The search for the leopard which was spotted at an apartment complex in Bengaluru’s Bannerghatta Road on Saturday, continued on Wednesday.

Bengaluru: The search for the leopard which was spotted at an apartment complex in Bengaluru's Bannerghatta Road on Saturday, continued on Wednesday. The big cat has left the residents in the area spending sleepless nights and kept police and forest department officials on their toes. The efforts to capture it has so far failed.

Though forest department officials have set up camera traps and roped in drones to trace it, the leopard continues to evade detection. After exhausting all their efforts to trace it, officials do not rule out the possibility of the wild animal escaping into the Kalkere forest through the five-km vast open land behind the residential complex.

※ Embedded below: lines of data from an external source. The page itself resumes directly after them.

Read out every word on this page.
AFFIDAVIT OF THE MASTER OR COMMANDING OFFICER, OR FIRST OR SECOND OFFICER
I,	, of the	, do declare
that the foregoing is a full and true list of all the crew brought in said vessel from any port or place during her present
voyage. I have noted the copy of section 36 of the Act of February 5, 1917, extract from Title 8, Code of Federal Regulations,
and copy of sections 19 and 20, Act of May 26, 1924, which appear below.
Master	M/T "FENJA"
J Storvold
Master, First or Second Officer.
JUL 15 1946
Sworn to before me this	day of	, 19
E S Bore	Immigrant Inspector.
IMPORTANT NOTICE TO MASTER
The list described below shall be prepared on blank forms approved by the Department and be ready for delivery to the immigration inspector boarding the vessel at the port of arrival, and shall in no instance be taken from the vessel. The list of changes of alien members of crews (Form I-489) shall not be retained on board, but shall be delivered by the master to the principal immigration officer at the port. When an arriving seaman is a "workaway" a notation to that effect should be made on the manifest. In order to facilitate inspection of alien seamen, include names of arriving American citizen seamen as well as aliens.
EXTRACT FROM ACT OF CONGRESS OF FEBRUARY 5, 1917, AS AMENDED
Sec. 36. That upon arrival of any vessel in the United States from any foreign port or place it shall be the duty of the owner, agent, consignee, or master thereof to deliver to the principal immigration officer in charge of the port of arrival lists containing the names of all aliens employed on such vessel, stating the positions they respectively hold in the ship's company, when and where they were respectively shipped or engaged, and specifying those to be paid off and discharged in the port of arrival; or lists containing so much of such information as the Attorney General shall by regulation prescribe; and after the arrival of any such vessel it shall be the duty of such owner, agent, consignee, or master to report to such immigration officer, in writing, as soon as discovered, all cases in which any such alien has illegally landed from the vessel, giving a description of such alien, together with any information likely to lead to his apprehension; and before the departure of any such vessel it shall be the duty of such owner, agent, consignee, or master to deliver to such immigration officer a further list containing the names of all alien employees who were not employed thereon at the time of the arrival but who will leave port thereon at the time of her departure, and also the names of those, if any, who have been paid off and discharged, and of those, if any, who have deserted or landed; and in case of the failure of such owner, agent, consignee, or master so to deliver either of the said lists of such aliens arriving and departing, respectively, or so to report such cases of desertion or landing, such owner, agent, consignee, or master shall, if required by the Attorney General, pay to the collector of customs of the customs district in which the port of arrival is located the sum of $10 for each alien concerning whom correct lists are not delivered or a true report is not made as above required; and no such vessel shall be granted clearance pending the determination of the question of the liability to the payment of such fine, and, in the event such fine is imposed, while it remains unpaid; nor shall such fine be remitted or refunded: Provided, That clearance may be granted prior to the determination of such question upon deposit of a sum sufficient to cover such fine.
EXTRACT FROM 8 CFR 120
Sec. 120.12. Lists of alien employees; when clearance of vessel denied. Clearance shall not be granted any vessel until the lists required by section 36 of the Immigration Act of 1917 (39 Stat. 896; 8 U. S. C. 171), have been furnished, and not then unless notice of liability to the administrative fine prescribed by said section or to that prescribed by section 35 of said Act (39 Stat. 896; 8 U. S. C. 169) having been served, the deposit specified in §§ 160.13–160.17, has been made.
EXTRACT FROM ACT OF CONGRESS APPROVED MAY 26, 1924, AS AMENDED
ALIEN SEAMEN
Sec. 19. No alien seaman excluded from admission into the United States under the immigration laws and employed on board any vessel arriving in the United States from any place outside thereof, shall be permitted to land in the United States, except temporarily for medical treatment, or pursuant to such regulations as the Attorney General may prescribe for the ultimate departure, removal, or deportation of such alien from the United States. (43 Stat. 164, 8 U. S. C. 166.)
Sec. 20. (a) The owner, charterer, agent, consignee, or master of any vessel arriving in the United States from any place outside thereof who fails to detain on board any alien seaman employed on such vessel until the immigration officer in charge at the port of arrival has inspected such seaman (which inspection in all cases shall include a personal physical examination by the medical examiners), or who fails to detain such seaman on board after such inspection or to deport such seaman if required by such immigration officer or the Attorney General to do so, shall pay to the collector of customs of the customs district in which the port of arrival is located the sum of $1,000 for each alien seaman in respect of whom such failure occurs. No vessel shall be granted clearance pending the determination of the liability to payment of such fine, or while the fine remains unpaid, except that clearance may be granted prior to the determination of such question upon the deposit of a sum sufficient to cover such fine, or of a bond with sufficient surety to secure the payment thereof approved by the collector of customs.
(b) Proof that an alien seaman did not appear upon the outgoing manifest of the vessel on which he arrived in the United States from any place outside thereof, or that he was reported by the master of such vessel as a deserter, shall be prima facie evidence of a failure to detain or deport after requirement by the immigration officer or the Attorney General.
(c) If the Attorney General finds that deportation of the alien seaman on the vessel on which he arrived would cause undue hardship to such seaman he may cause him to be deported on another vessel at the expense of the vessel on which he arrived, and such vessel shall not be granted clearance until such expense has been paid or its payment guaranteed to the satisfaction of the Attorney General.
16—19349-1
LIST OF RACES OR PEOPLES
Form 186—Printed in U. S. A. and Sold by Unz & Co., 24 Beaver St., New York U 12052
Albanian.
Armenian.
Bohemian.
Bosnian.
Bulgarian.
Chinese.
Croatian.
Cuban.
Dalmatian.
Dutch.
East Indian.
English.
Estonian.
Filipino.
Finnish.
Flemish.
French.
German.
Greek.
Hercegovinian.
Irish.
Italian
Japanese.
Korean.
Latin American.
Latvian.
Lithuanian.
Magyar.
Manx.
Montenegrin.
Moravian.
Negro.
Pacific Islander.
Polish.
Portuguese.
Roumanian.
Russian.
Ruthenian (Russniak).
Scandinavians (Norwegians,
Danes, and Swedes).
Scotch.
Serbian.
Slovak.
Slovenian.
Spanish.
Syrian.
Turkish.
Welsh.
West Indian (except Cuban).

However, they have not given up their efforts to catch it.

The CCTV camera footage accessed from the Prestige Song apartment showed the leopard roaming near one of the parking areas of the building early Saturday morning. The security guards and residents then immediately alerted the forest and police department officials. The officials initially suspected that the animal, which is believed to have strayed off from the nearby Bannerghatta National Park and entered the residential area, was hiding in the 10-acre land, next to the apartment. The video of the leopard has been doing the rounds on social media platforms since it was first sighted four days ago.

The fire and forest department officials have thoroughly combed the area without any trace of the intruder, giving rise to the speculation that it must have returned to the forest. Intrusion of wild animals into Bengaluru city is not new as they often stray into residential areas in search of food from nearby forest areas like Bannerghatta and Jarakabande Kaval.

A leopard was spotted in the ITC factory in Yelahanka, which was captured by forest officials and released into the Bannerghatta National Park within 24 hours recently. In February 2016, a leopard had entered a school in the Whitefield area.